Вскоре он свернул на обочину, где снег был не таким подмерзше-зернистым, а порыхлее. На лыжах он не скользил, а вышагивал, словно впервые в жизни на них встал. А у него имелся первый спортивный разряд по лыжам. Но лыжи больше года бессмысленно сохли, пылились дома в стенном шкафу.
Дорога петлей пошла у подножия горы. Решив оставить ее, Бокарев выбрал место, где сосны росли редко, и принялся медленно, старательно протаптывать лыжами в сухо осыпавшемся снегу на склоне горы ступеньки.
Телу стало жарко, душно в лыжном костюме, спину заливал липкий пот, но вместе с тем изнутри нервным ознобом поднимался ледяной холод.
Странное появилось ощущение: сверху его обдавало жаром, а внутри будто застыла крепкая глыба льда.
Бокарев подолгу отдыхал на склоне, ожидая, когда успокоится сердце, поднимался еще немного вверх и опять останавливался. От слабости сильно слезились глаза, холодные крупные слезы скатывались по щекам к уголкам рта, он слизывал их языком и, ощутив во рту соленый привкус, сплевывал на снег.

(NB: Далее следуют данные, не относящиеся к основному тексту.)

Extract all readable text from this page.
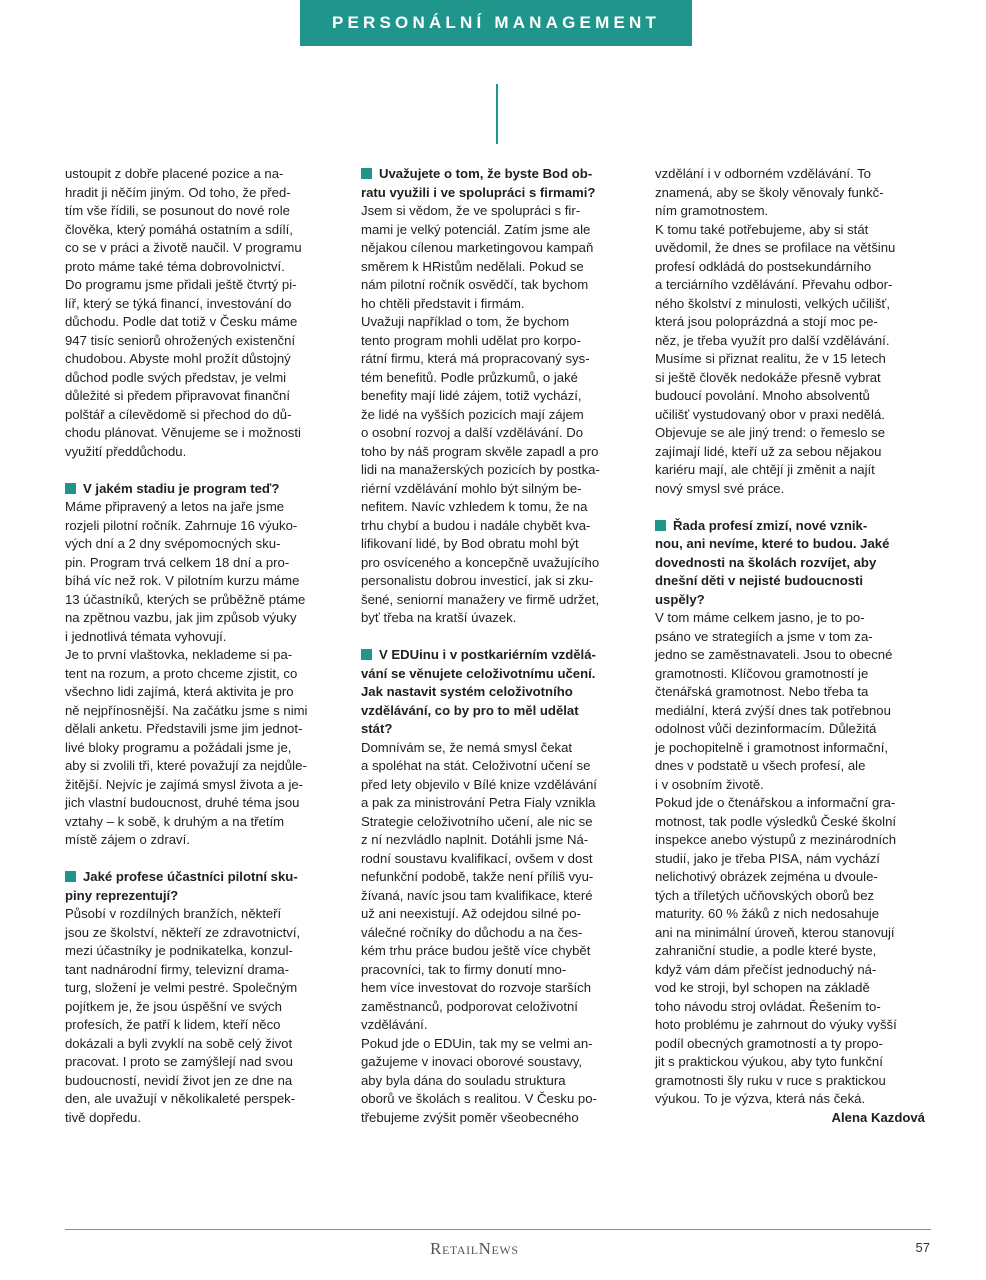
PERSONÁLNÍ MANAGEMENT

ustoupit z dobře placené pozice a na-
hradit ji něčím jiným. Od toho, že před-
tím vše řídili, se posunout do nové role
člověka, který pomáhá ostatním a sdílí,
co se v práci a životě naučil. V programu
proto máme také téma dobrovolnictví.
Do programu jsme přidali ještě čtvrtý pi-
líř, který se týká financí, investování do
důchodu. Podle dat totiž v Česku máme
947 tisíc seniorů ohrožených existenční
chudobou. Abyste mohl prožít důstojný
důchod podle svých představ, je velmi
důležité si předem připravovat finanční
polštář a cílevědomě si přechod do dů-
chodu plánovat. Věnujeme se i možnosti
využití předdůchodu.

V jakém stadiu je program teď?

Máme připravený a letos na jaře jsme
rozjeli pilotní ročník. Zahrnuje 16 výuko-
vých dní a 2 dny svépomocných sku-
pin. Program trvá celkem 18 dní a pro-
bíhá víc než rok. V pilotním kurzu máme
13 účastníků, kterých se průběžně ptáme
na zpětnou vazbu, jak jim způsob výuky
i jednotlivá témata vyhovují.

Je to první vlaštovka, neklademe si pa-
tent na rozum, a proto chceme zjistit, co
všechno lidi zajímá, která aktivita je pro
ně nejpřínosnější. Na začátku jsme s nimi
dělali anketu. Představili jsme jim jednot-
livé bloky programu a požádali jsme je,
aby si zvolili tři, které považují za nejdůle-
žitější. Nejvíc je zajímá smysl života a je-
jich vlastní budoucnost, druhé téma jsou
vztahy – k sobě, k druhým a na třetím
místě zájem o zdraví.

Jaké profese účastníci pilotní sku-
piny reprezentují?

Působí v rozdílných branžích, někteří
jsou ze školství, někteří ze zdravotnictví,
mezi účastníky je podnikatelka, konzul-
tant nadnárodní firmy, televizní drama-
turg, složení je velmi pestré. Společným
pojítkem je, že jsou úspěšní ve svých
profesích, že patří k lidem, kteří něco
dokázali a byli zvyklí na sobě celý život
pracovat. I proto se zamýšlejí nad svou
budoucností, nevidí život jen ze dne na
den, ale uvažují v několikaleté perspek-
tivě dopředu.

Uvažujete o tom, že byste Bod ob-
ratu využili i ve spolupráci s firmami?

Jsem si vědom, že ve spolupráci s fir-
mami je velký potenciál. Zatím jsme ale
nějakou cílenou marketingovou kampaň
směrem k HRistům nedělali. Pokud se
nám pilotní ročník osvědčí, tak bychom
ho chtěli představit i firmám.

Uvažuji například o tom, že bychom
tento program mohli udělat pro korpo-
rátní firmu, která má propracovaný sys-
tém benefitů. Podle průzkumů, o jaké
benefity mají lidé zájem, totiž vychází,
že lidé na vyšších pozicích mají zájem
o osobní rozvoj a další vzdělávání. Do
toho by náš program skvěle zapadl a pro
lidi na manažerských pozicích by postka-
riérní vzdělávání mohlo být silným be-
nefitem. Navíc vzhledem k tomu, že na
trhu chybí a budou i nadále chybět kva-
lifikovaní lidé, by Bod obratu mohl být
pro osvíceného a koncepčně uvažujícího
personalistu dobrou investicí, jak si zku-
šené, seniorní manažery ve firmě udržet,
byť třeba na kratší úvazek.

V EDUinu i v postkariérním vzdělá-
vání se věnujete celoživotnímu učení.
Jak nastavit systém celoživotního
vzdělávání, co by pro to měl udělat
stát?

Domnívám se, že nemá smysl čekat
a spoléhat na stát. Celoživotní učení se
před lety objevilo v Bílé knize vzdělávání
a pak za ministrování Petra Fialy vznikla
Strategie celoživotního učení, ale nic se
z ní nezvládlo naplnit. Dotáhli jsme Ná-
rodní soustavu kvalifikací, ovšem v dost
nefunkční podobě, takže není příliš vyu-
žívaná, navíc jsou tam kvalifikace, které
už ani neexistují. Až odejdou silné po-
válečné ročníky do důchodu a na čes-
kém trhu práce budou ještě více chybět
pracovníci, tak to firmy donutí mno-
hem více investovat do rozvoje starších
zaměstnanců, podporovat celoživotní
vzdělávání.

Pokud jde o EDUin, tak my se velmi an-
gažujeme v inovaci oborové soustavy,
aby byla dána do souladu struktura
oborů ve školách s realitou. V Česku po-
třebujeme zvýšit poměr všeobecného

vzdělání i v odborném vzdělávání. To
znamená, aby se školy věnovaly funkč-
ním gramotnostem.

K tomu také potřebujeme, aby si stát
uvědomil, že dnes se profilace na většinu
profesí odkládá do postsekundárního
a terciárního vzdělávání. Převahu odbor-
ného školství z minulosti, velkých učilišť,
která jsou poloprázdná a stojí moc pe-
něz, je třeba využít pro další vzdělávání.
Musíme si přiznat realitu, že v 15 letech
si ještě člověk nedokáže přesně vybrat
budoucí povolání. Mnoho absolventů
učilišť vystudovaný obor v praxi nedělá.
Objevuje se ale jiný trend: o řemeslo se
zajímají lidé, kteří už za sebou nějakou
kariéru mají, ale chtějí ji změnit a najít
nový smysl své práce.

Řada profesí zmizí, nové vznik-
nou, ani nevíme, které to budou. Jaké
dovednosti na školách rozvíjet, aby
dnešní děti v nejisté budoucnosti
uspěly?

V tom máme celkem jasno, je to po-
psáno ve strategiích a jsme v tom za-
jedno se zaměstnavateli. Jsou to obecné
gramotnosti. Klíčovou gramotností je
čtenářská gramotnost. Nebo třeba ta
mediální, která zvýší dnes tak potřebnou
odolnost vůči dezinformacím. Důležitá
je pochopitelně i gramotnost informační,
dnes v podstatě u všech profesí, ale
i v osobním životě.

Pokud jde o čtenářskou a informační gra-
motnost, tak podle výsledků České školní
inspekce anebo výstupů z mezinárodních
studií, jako je třeba PISA, nám vychází
nelichotivý obrázek zejména u dvoule-
tých a tříletých učňovských oborů bez
maturity. 60 % žáků z nich nedosahuje
ani na minimální úroveň, kterou stanovují
zahraniční studie, a podle které byste,
když vám dám přečíst jednoduchý ná-
vod ke stroji, byl schopen na základě
toho návodu stroj ovládat. Řešením to-
hoto problému je zahrnout do výuky vyšší
podíl obecných gramotností a ty propo-
jit s praktickou výukou, aby tyto funkční
gramotnosti šly ruku v ruce s praktickou
výukou. To je výzva, která nás čeká.

Alena Kazdová

RetailNews	57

На вершине горы росла одинокая сосна. Взобравшись наконец туда, Бокарев встал под сосной, воткнул в снег лыжные палки, свел их рукоятками вместе и устало на них оперся.
Взобрался он, оказывается, высоко: другие горы рядом с этой были поменьше, поднимались справа и слева от нее аккуратными кочками, сплошь поросшими соснами, — только изредка меж сосен проглядывались снежные плешины. Впереди простиралась заснеженная равнина, а за ней верблюжьими горбами поднимались еще две горы, стоявшие близко друг к другу; воздух в седловине меж тех гор слюдянисто отливал желтизной, а повыше этой желтизны даже проглядывалась пронзительно синяя полоска неба.
Бокарев догадался: именно из-за этих верблюжьих горбов наплывает утро.
Внезапно издали словно донесся какой-то торжественный звук, и сразу все непонятным образом изменилось: ожили, отчетливо высветились отдельные сосны на далеких горах, по снежному насту равнины стремительной волной пошел свет... В седловине поднялось солнце, повисело секунду слепым огненным шаром и распустилось, брызнуло таким светом, что верблюжьи горбы гор за равниной потерялись в нем.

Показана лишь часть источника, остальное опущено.